Though it was now known that her baking skills were lacking. She had attempted cookies here, once. They were bricks. Bricks made of edible ingredients that were somehow baked into something that was not edible, and she should have gotten the hint when the cookie dough tasted like goldfish carcass.
Kenzi didn’t know what goldfish carcass tasted like. Technically. It was a safe bet it tasted like her cookie dough, though.
But the laaaaaaaast bit, okay! Wintry blue eyes gleamed excitedly - thanks to the strung lights, mostly - and she held their final ornament like some kind of treasure bestowed to them by the gods. And carefully, so carefully, settled it at the tip. Which didn’t work the way she’d planned. It didn’t sit right at first, she sort of had to twist some branches and basically fuck the head with one of them until it stood right.
There. Pat-pat.
“We’ll get a candle, but a cool one. I’ll bedazzle it or something. And we could use it. Every Christmas.”

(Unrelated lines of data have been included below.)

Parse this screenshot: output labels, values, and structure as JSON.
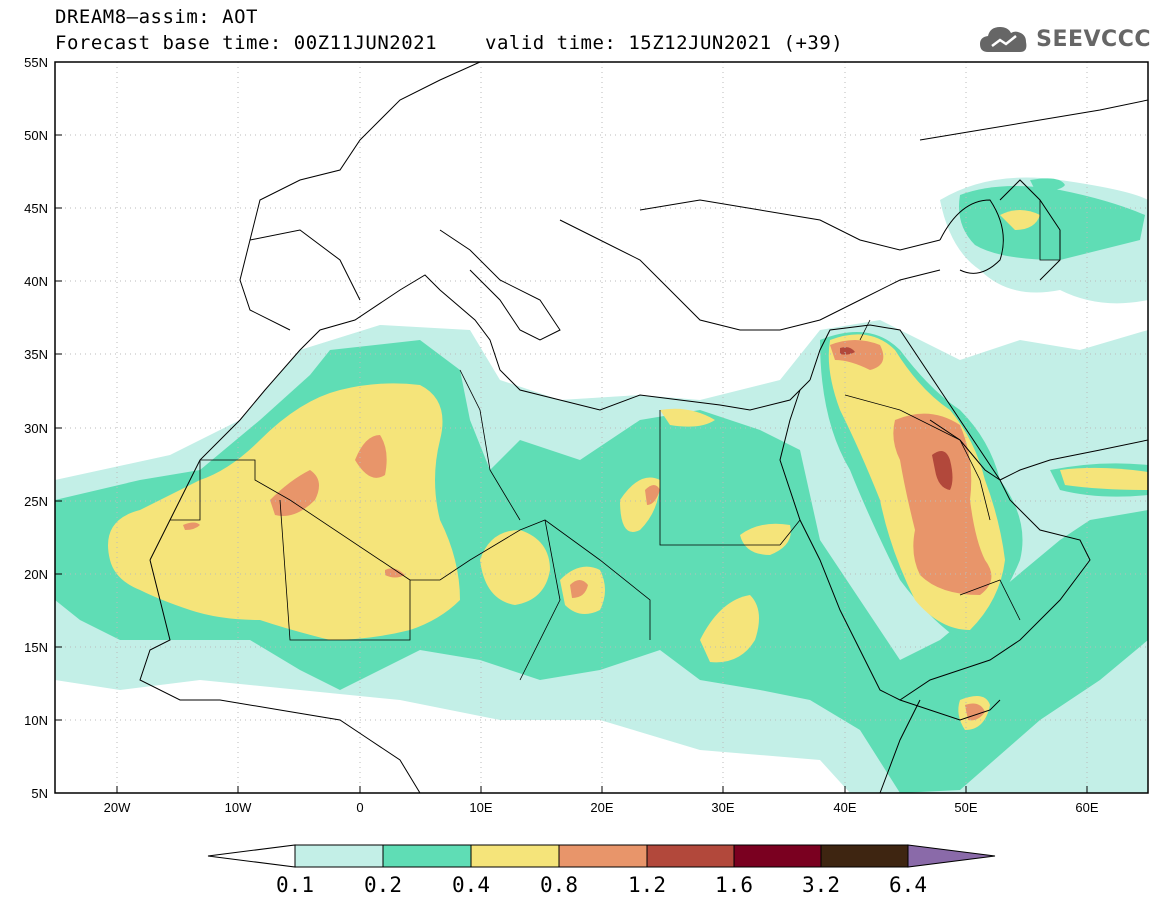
{
  "title": {
    "line1": "DREAM8–assim: AOT",
    "forecast_base": "Forecast base time: 00Z11JUN2021",
    "valid_time": "valid time: 15Z12JUN2021 (+39)"
  },
  "logo": {
    "text": "SEEVCCC",
    "icon": "cloud-icon"
  },
  "map": {
    "lon_range": [
      -25,
      65
    ],
    "lat_range": [
      5,
      55
    ],
    "lat_ticks": [
      "55N",
      "50N",
      "45N",
      "40N",
      "35N",
      "30N",
      "25N",
      "20N",
      "15N",
      "10N",
      "5N"
    ],
    "lon_ticks": [
      "20W",
      "10W",
      "0",
      "10E",
      "20E",
      "30E",
      "40E",
      "50E",
      "60E"
    ],
    "gridlines": "dotted"
  },
  "colorbar": {
    "levels": [
      "0.1",
      "0.2",
      "0.4",
      "0.8",
      "1.2",
      "1.6",
      "3.2",
      "6.4"
    ],
    "colors": [
      "#ffffff",
      "#c3efe7",
      "#5fddb5",
      "#f5e47a",
      "#e8956a",
      "#b2483b",
      "#7a0020",
      "#3e2511",
      "#8a6aa9"
    ]
  }
}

“Well, he was quite a bit older so he wanted to keep the magic alive for me as long as possible,” Killian chuckled. “Unfortunately, I figured it out relatively quickly regardless. Rather depressing when I did. Still, I suppose lighting the candle was just...something for us to do.” Together, and all that bullshit.
Of course Kenzi would bedazzle it when the tradition was reinstated this year. He rolled his eyes fondly.

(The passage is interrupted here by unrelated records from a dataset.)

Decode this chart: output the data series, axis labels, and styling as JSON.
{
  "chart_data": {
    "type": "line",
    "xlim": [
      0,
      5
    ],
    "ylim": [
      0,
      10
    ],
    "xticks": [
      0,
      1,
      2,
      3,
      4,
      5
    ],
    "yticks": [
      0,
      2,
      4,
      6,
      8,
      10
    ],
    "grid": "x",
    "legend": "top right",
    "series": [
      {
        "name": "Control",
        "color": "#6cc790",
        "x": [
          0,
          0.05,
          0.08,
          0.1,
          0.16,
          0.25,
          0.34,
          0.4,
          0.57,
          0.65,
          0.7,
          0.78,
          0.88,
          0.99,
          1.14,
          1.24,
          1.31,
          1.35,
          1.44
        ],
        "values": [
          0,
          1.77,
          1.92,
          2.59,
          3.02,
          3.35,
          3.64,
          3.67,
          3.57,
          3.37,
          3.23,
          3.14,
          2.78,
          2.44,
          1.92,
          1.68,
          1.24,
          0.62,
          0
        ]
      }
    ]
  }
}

“That looked dirty,” he noted about the skull-branch copulation that was putting the tree topper on. “Poor fellow’s been impaled. But looks nice, I guess.” Flopping down on the sofa, he let out a sigh - for some reason he was exhausted, probably because of all the stress. Not to mention the meds he was on. Tripping balls was a lot of work. “We can sit and admire it.”
Dirty? Huh. Well, technically it could be considered skull fucking, since wasn’t Jack a -
Nevermind. Thinking way too hard about all that, Kenz. Their topper was perfectly propped atop their tree, that’s all that really mattered, and it defied all the tacky gold-red-green color themes every other Christmas tree was cursed to have.
Satisfied, the little thief joined him on the couch, bowl of leftover popcorn nestled on her lap. “Looks awesome, bro,” she proudly assured after stuffing her face with a handful of puffed corn. “I totally dig it. Props!”
And by ‘props,’ she meant bro-fist. It’s okay, Killy, she’ll make sure you were up to speed with the cool lingo. Kenzi is here for you foreeeevers.